Ahmet Ada, Taşa Bağlarım Zamanı kitabında yer alan şiirlerinde ustalık, biraz daha ileri gidelim, bilgelik sınavı veriyor. Hayattan derlediklerini, elbette denek taşında denediklerini, şiirsel iç ve dış monologlara taşıyor, dönüştürüyor. Gündelik yaşamın ekonomik / siyasal… acımasız baskısından, basıncından, insafsızlığından… bunalan bireyin kurtuluşuna arka çıkıyor, onların ütopya arayışlarına –ütopyalarına- yol açıyor, öncülük ediyor. Bütün bir hayatla, ama her şeyiyle ve de nesnesiyle arası açılan bireyi nesneleriyle yeniden buluşturarak, bir araya getirerek, yeniden doğayla barışmasının önünü de açıyor sessiz sedasız. Kutuplaşmaların, zıtlaşmaların, farklılaşmaların, ayrışmaların, darlaşmaların, yozlaşmaların…başladığı, (olduğu) yer(ler)de doğayla büsbütün bütünleşme, nesnelerle yüz yüze gelme haline de olanak sağlıyor böylece. Felsefenin de kafa yorduğu şeylere, şiir diliyle, sözdizimlerinin derinliğiyle boğuşarak yeni biçimselliklere yelken açtırıyor dizelerini, şiirlerini. Ölü zamanlardan şiir sağarak bugünün yaşamına eklemleniyor ustalık kemerini kuşanarak.

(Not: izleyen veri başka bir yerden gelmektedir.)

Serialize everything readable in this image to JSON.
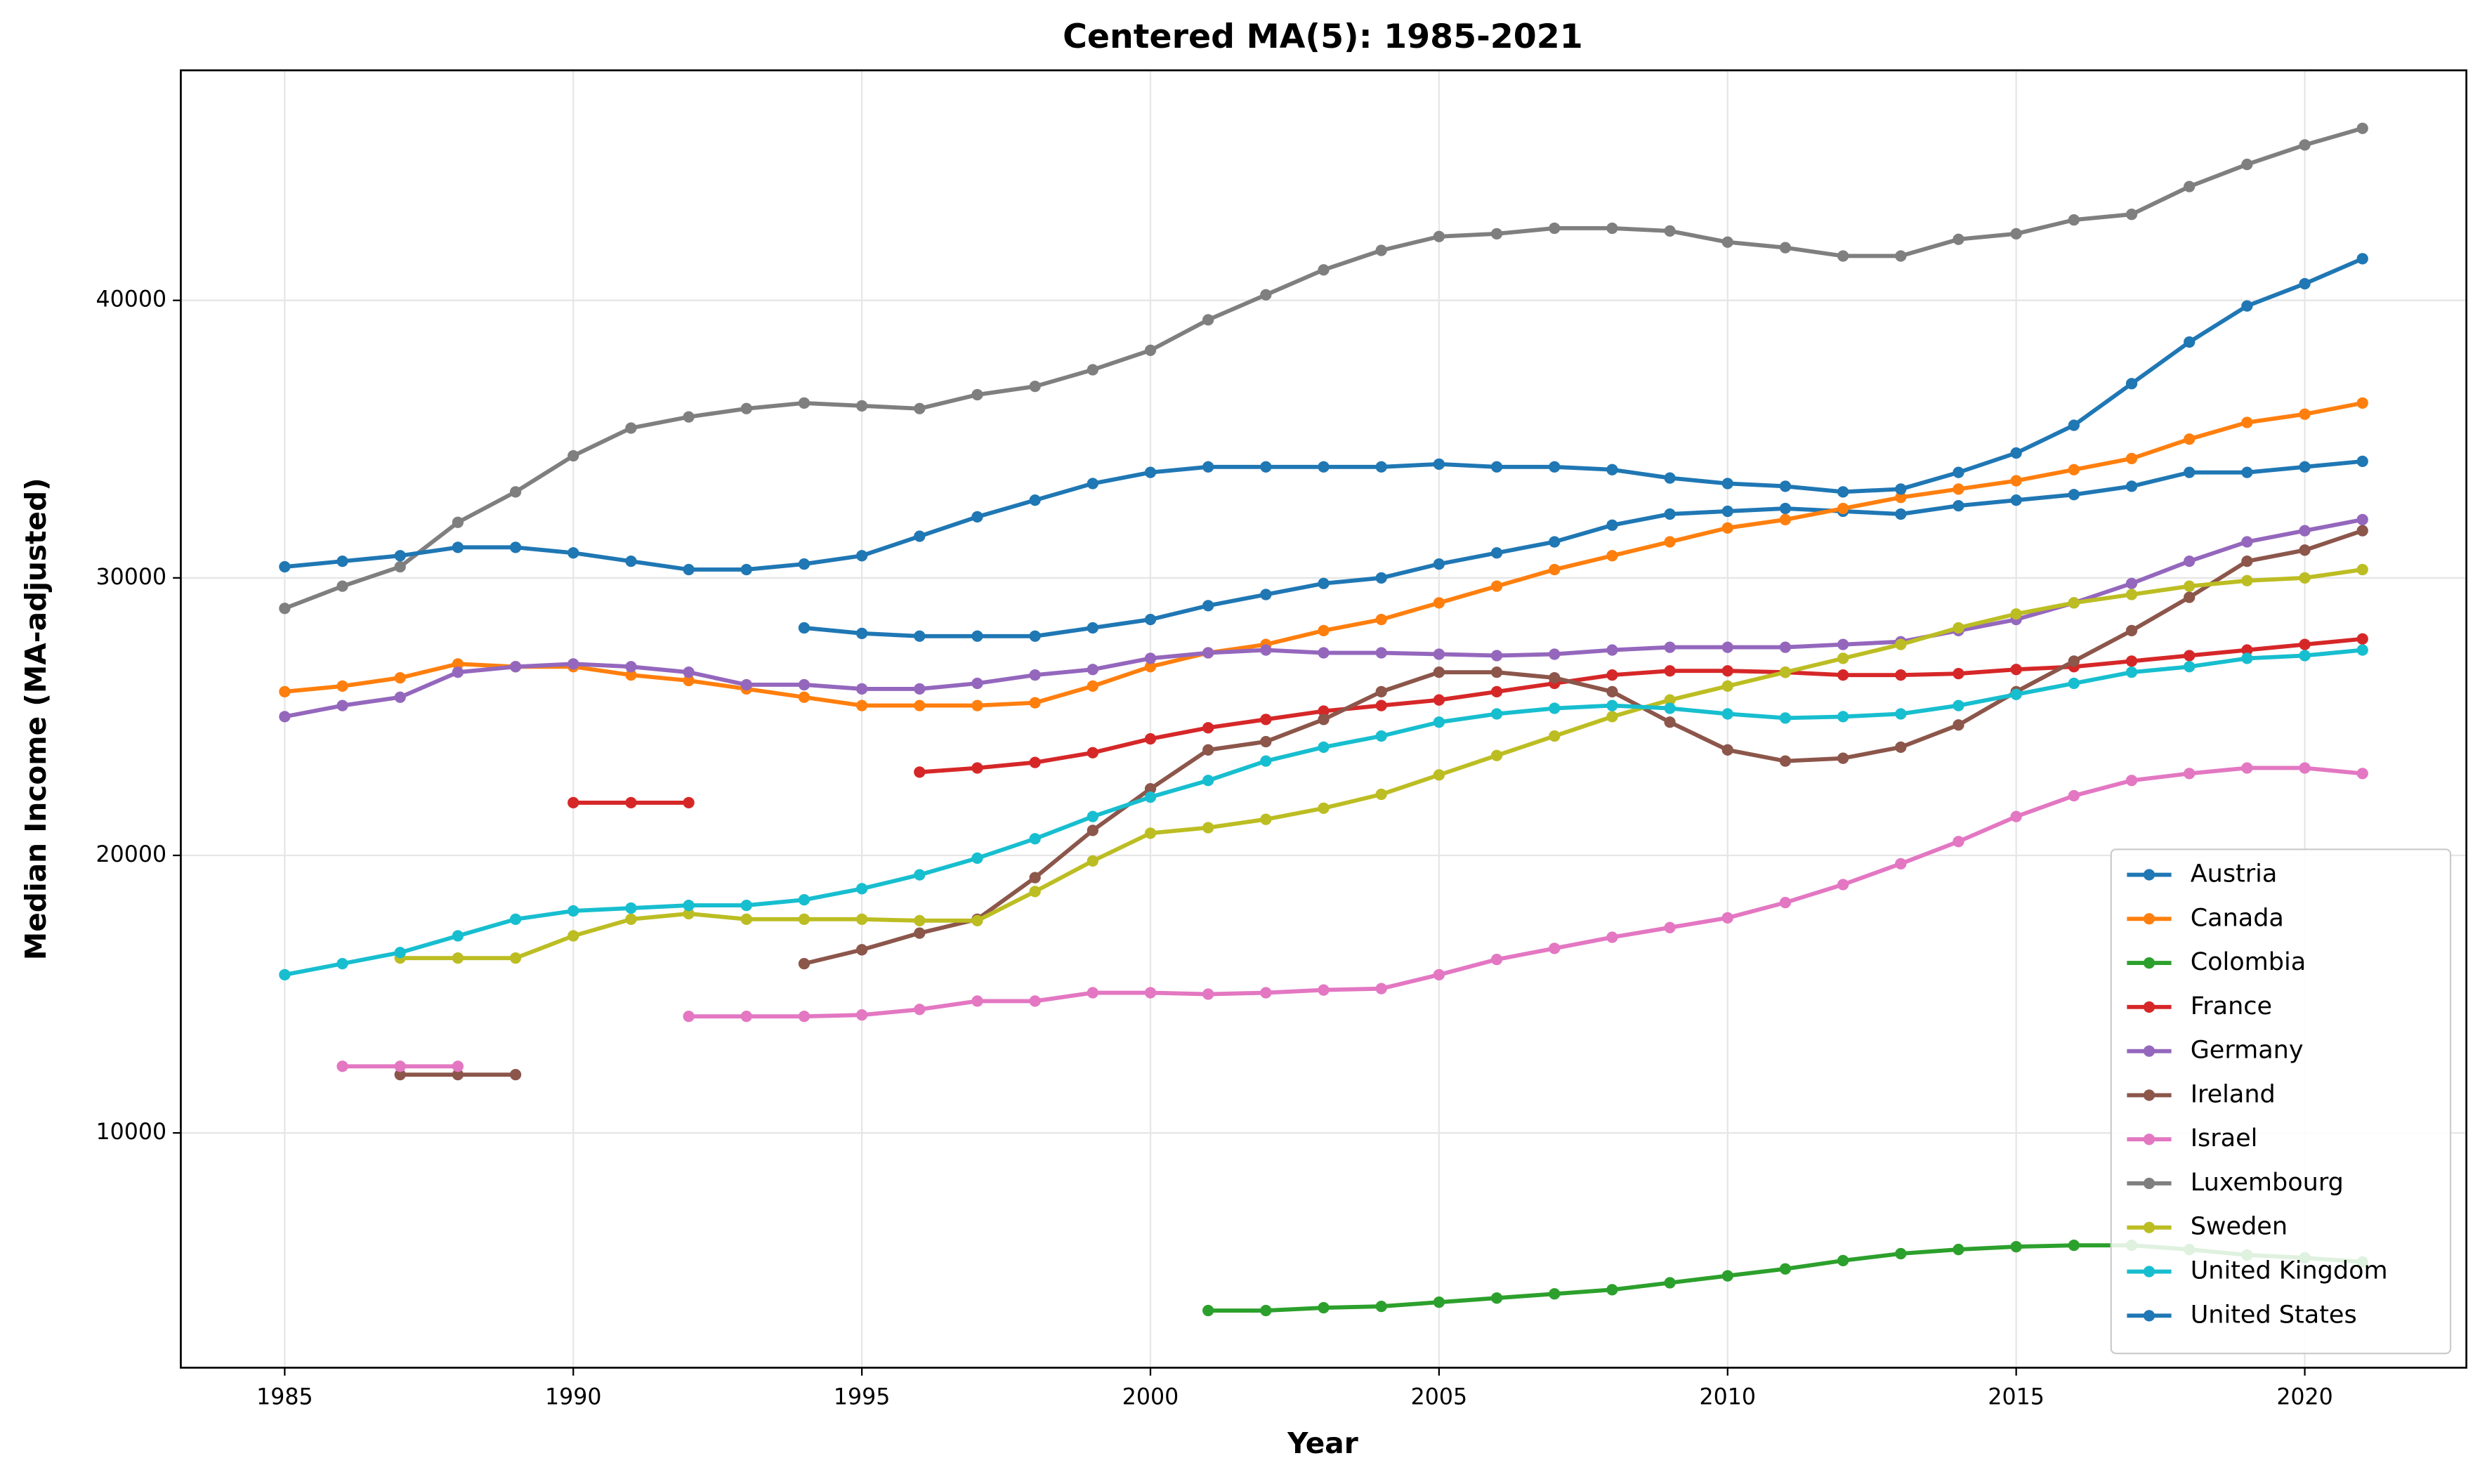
{
  "chart_data": {
    "type": "line",
    "title": "Centered MA(5): 1985-2021",
    "xlabel": "Year",
    "ylabel": "Median Income (MA-adjusted)",
    "x": [
      1985,
      1986,
      1987,
      1988,
      1989,
      1990,
      1991,
      1992,
      1993,
      1994,
      1995,
      1996,
      1997,
      1998,
      1999,
      2000,
      2001,
      2002,
      2003,
      2004,
      2005,
      2006,
      2007,
      2008,
      2009,
      2010,
      2011,
      2012,
      2013,
      2014,
      2015,
      2016,
      2017,
      2018,
      2019,
      2020,
      2021
    ],
    "xlim": [
      1983.2,
      2022.8
    ],
    "ylim": [
      1540,
      48290
    ],
    "xticks": [
      1985,
      1990,
      1995,
      2000,
      2005,
      2010,
      2015,
      2020
    ],
    "yticks": [
      10000,
      20000,
      30000,
      40000
    ],
    "grid": true,
    "legend": "lower right",
    "series": [
      {
        "name": "Austria",
        "color": "#1f77b4",
        "values": [
          null,
          null,
          null,
          null,
          null,
          null,
          null,
          null,
          null,
          28200,
          28000,
          27900,
          27900,
          27900,
          28200,
          28500,
          29000,
          29400,
          29800,
          30000,
          30500,
          30900,
          31300,
          31900,
          32300,
          32400,
          32500,
          32400,
          32300,
          32600,
          32800,
          33000,
          33300,
          33800,
          33800,
          34000,
          34200
        ]
      },
      {
        "name": "Canada",
        "color": "#ff7f0e",
        "values": [
          25900,
          26100,
          26400,
          26900,
          26800,
          26800,
          26500,
          26300,
          26000,
          25700,
          25400,
          25400,
          25400,
          25500,
          26100,
          26800,
          27300,
          27600,
          28100,
          28500,
          29100,
          29700,
          30300,
          30800,
          31300,
          31800,
          32100,
          32500,
          32900,
          33200,
          33500,
          33900,
          34300,
          35000,
          35600,
          35900,
          36300
        ]
      },
      {
        "name": "Colombia",
        "color": "#2ca02c",
        "values": [
          null,
          null,
          null,
          null,
          null,
          null,
          null,
          null,
          null,
          null,
          null,
          null,
          null,
          null,
          null,
          null,
          3600,
          3600,
          3700,
          3750,
          3900,
          4050,
          4200,
          4350,
          4600,
          4850,
          5100,
          5400,
          5650,
          5800,
          5900,
          5950,
          5950,
          5800,
          5600,
          5500,
          5350
        ]
      },
      {
        "name": "France",
        "color": "#d62728",
        "values": [
          null,
          null,
          null,
          null,
          null,
          21900,
          21900,
          21900,
          null,
          null,
          null,
          23000,
          23150,
          23350,
          23700,
          24200,
          24600,
          24900,
          25200,
          25400,
          25600,
          25900,
          26200,
          26500,
          26650,
          26650,
          26600,
          26500,
          26500,
          26550,
          26700,
          26800,
          27000,
          27200,
          27400,
          27600,
          27800
        ]
      },
      {
        "name": "Germany",
        "color": "#9467bd",
        "values": [
          25000,
          25400,
          25700,
          26600,
          26800,
          26900,
          26800,
          26600,
          26150,
          26150,
          26000,
          26000,
          26200,
          26500,
          26700,
          27100,
          27300,
          27400,
          27300,
          27300,
          27250,
          27200,
          27250,
          27400,
          27500,
          27500,
          27500,
          27600,
          27700,
          28100,
          28500,
          29100,
          29800,
          30600,
          31300,
          31700,
          32100
        ]
      },
      {
        "name": "Ireland",
        "color": "#8c564b",
        "values": [
          null,
          null,
          12100,
          12100,
          12100,
          null,
          null,
          null,
          null,
          16100,
          16600,
          17200,
          17700,
          19200,
          20900,
          22400,
          23800,
          24100,
          24900,
          25900,
          26600,
          26600,
          26400,
          25900,
          24800,
          23800,
          23400,
          23500,
          23900,
          24700,
          25900,
          27000,
          28100,
          29300,
          30600,
          31000,
          31700
        ]
      },
      {
        "name": "Israel",
        "color": "#e377c2",
        "values": [
          null,
          12400,
          12400,
          12400,
          null,
          null,
          null,
          14200,
          14200,
          14200,
          14250,
          14450,
          14750,
          14750,
          15050,
          15050,
          15000,
          15050,
          15150,
          15200,
          15700,
          16250,
          16650,
          17050,
          17400,
          17750,
          18300,
          18950,
          19700,
          20500,
          21400,
          22150,
          22700,
          22950,
          23150,
          23150,
          22950
        ]
      },
      {
        "name": "Luxembourg",
        "color": "#7f7f7f",
        "values": [
          28900,
          29700,
          30400,
          32000,
          33100,
          34400,
          35400,
          35800,
          36100,
          36300,
          36200,
          36100,
          36600,
          36900,
          37500,
          38200,
          39300,
          40200,
          41100,
          41800,
          42300,
          42400,
          42600,
          42600,
          42500,
          42100,
          41900,
          41600,
          41600,
          42200,
          42400,
          42900,
          43100,
          44100,
          44900,
          45600,
          46200
        ]
      },
      {
        "name": "Sweden",
        "color": "#bcbd22",
        "values": [
          null,
          null,
          16300,
          16300,
          16300,
          17100,
          17700,
          17900,
          17700,
          17700,
          17700,
          17650,
          17650,
          18700,
          19800,
          20800,
          21000,
          21300,
          21700,
          22200,
          22900,
          23600,
          24300,
          25000,
          25600,
          26100,
          26600,
          27100,
          27600,
          28200,
          28700,
          29100,
          29400,
          29700,
          29900,
          30000,
          30300
        ]
      },
      {
        "name": "United Kingdom",
        "color": "#17becf",
        "values": [
          15700,
          16100,
          16500,
          17100,
          17700,
          18000,
          18100,
          18200,
          18200,
          18400,
          18800,
          19300,
          19900,
          20600,
          21400,
          22100,
          22700,
          23400,
          23900,
          24300,
          24800,
          25100,
          25300,
          25400,
          25300,
          25100,
          24950,
          25000,
          25100,
          25400,
          25800,
          26200,
          26600,
          26800,
          27100,
          27200,
          27400
        ]
      },
      {
        "name": "United States",
        "color": "#1f77b4",
        "values": [
          30400,
          30600,
          30800,
          31100,
          31100,
          30900,
          30600,
          30300,
          30300,
          30500,
          30800,
          31500,
          32200,
          32800,
          33400,
          33800,
          34000,
          34000,
          34000,
          34000,
          34100,
          34000,
          34000,
          33900,
          33600,
          33400,
          33300,
          33100,
          33200,
          33800,
          34500,
          35500,
          37000,
          38500,
          39800,
          40600,
          41500
        ]
      }
    ]
  }
}
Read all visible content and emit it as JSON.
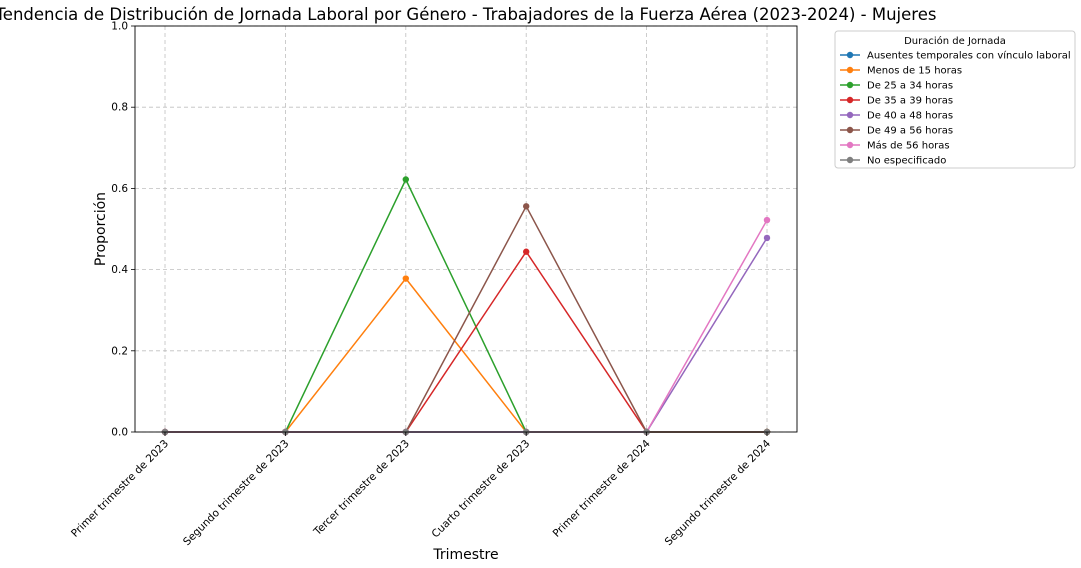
{
  "chart_data": {
    "type": "line",
    "title": "Tendencia de Distribución de Jornada Laboral por Género - Trabajadores de la Fuerza Aérea (2023-2024) - Mujeres",
    "xlabel": "Trimestre",
    "ylabel": "Proporción",
    "ylim": [
      0,
      1
    ],
    "yticks": [
      "0.0",
      "0.2",
      "0.4",
      "0.6",
      "0.8",
      "1.0"
    ],
    "grid": true,
    "legend_title": "Duración de Jornada",
    "legend_position": "outside-top-right",
    "categories": [
      "Primer trimestre de 2023",
      "Segundo trimestre de 2023",
      "Tercer trimestre de 2023",
      "Cuarto trimestre de 2023",
      "Primer trimestre de 2024",
      "Segundo trimestre de 2024"
    ],
    "series": [
      {
        "name": "Ausentes temporales con vínculo laboral",
        "color": "#1f77b4",
        "values": [
          0,
          0,
          0,
          0,
          0,
          0
        ]
      },
      {
        "name": "Menos de 15 horas",
        "color": "#ff7f0e",
        "values": [
          0,
          0,
          0.378,
          0,
          0,
          0
        ]
      },
      {
        "name": "De 25 a 34 horas",
        "color": "#2ca02c",
        "values": [
          0,
          0,
          0.622,
          0,
          0,
          0
        ]
      },
      {
        "name": "De 35 a 39 horas",
        "color": "#d62728",
        "values": [
          0,
          0,
          0,
          0.444,
          0,
          0
        ]
      },
      {
        "name": "De 40 a 48 horas",
        "color": "#9467bd",
        "values": [
          0,
          0,
          0,
          0,
          0,
          0.478
        ]
      },
      {
        "name": "De 49 a 56 horas",
        "color": "#8c564b",
        "values": [
          0,
          0,
          0,
          0.556,
          0,
          0
        ]
      },
      {
        "name": "Más de 56 horas",
        "color": "#e377c2",
        "values": [
          0,
          0,
          0,
          0,
          0,
          0.522
        ]
      },
      {
        "name": "No especificado",
        "color": "#7f7f7f",
        "values": [
          0,
          0,
          0,
          0,
          0,
          0
        ]
      }
    ]
  }
}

Dış ve iç sesle geziniyor şiirlerinin, dizelerinin arasında, Ahmet Ada. Ölüm ve yaşam arasında çözüm arayışları üretmek istiyor şiirleri üstünden hayata sımsıkı tutunarak. Çağdaş yaşamın getirip önümüze koyduğu çalkantıları, fırtınaları, dalgaları, yarılmaları kırılmaları, yaraları… benliğinde depderin duyumsaması ve imgesel dile dönüştürmek için çaba harcadığı gün gibi ortada. Varoluş sorunları da kitabın ana ekseninde dönüp duruyor kendini belli etmek için. Onun için bir “Köşeyi dönünce birdenbire Pessoa’yla karşılaşır ve sarsılır. “Asma kütüklerinin rüzgârıyla söyleşir / Fenike’yi İskenderiye’yi Mersin’i Kudüs’ü düşünden gerçeğe taşır. “Wittgenstein’ı Heidegger’i Kavafis’i / Sözgelimi tersinden okur” bağbozumunun ruhuna girmek için. Bozgunları, derine kazınmış tarihleri, ölümle yakın duran duruşları…önemser ve belirsiz bir haritayı imgeye dönüştürür gibi önüne serer. Ritsos, Seferis, Elitis…çizgisine adım atıyor, onlardan el alıyor upuzun ömürlü şiirlerin şairi olmak için. Kendi şiiri için yepyeni bir yapıyı, can alıcı sözdizimini, yalınlığın dehşet sakinliğini ustaca, bilgece şiirinin omurgasına ağdırıyor.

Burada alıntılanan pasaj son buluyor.